Establishing inter-rater reliability is important in order to ensure that multiple analysts deliver consistent results when analyzing the same data. We recommend that two analysts each analyze a portion of the recorded videos and calculate an inter-rater reliability score using that data. We used [1]’s method for calculating minimum sample size needed to establish reliability. We use Gwet’s AC1 statistic [2] to calculate inter-rater reliability, due to a recognized issue with Cohen’s Kappa when it is calculated for data in which certain events are rare (e.g. codes like discord or positive/negative emotion) [3]. The AC1 statistic is an alternative to Cohen’s Kappa that corrects for this issue while still accounting for chance agreement [2].

References

Stephen Lacy and Daniel Riffe. 1996. Sampling error and selecting intercoder reliability samples for nominal content categories.

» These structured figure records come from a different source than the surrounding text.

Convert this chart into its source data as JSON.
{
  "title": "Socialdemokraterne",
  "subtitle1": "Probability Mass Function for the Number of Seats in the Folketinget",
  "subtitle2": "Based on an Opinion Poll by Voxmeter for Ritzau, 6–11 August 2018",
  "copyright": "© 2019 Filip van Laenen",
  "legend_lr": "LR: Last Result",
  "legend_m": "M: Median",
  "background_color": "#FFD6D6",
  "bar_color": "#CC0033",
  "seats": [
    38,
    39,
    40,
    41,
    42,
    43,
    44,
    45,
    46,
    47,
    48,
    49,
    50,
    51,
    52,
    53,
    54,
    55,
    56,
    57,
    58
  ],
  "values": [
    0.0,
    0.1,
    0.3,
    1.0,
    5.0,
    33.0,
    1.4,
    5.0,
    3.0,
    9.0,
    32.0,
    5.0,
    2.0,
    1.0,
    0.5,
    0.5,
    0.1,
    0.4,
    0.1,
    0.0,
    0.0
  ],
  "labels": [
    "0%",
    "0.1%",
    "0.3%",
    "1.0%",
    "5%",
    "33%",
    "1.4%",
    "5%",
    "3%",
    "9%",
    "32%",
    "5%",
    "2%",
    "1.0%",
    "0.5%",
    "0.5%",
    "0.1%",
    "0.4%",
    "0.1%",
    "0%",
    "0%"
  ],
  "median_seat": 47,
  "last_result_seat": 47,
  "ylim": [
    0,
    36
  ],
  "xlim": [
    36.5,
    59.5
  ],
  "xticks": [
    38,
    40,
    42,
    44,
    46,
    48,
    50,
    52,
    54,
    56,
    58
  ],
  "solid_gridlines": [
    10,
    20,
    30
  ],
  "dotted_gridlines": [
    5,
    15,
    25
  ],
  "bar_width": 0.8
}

Journalism & Mass Communication Quarterly 73, 4: 963–973.
Kilem Li Gwet. 2008. Computing inter-rater reliability and its variance in the presence of high agreement. British Journal of Mathematical and Statistical Psychology 61, 1: 29–48.
Anthony J Viera, Joanne M Garrett, and others. 2005. Understanding interobserver agreement: the kappa statistic. Fam Med 37, 5: 360–363.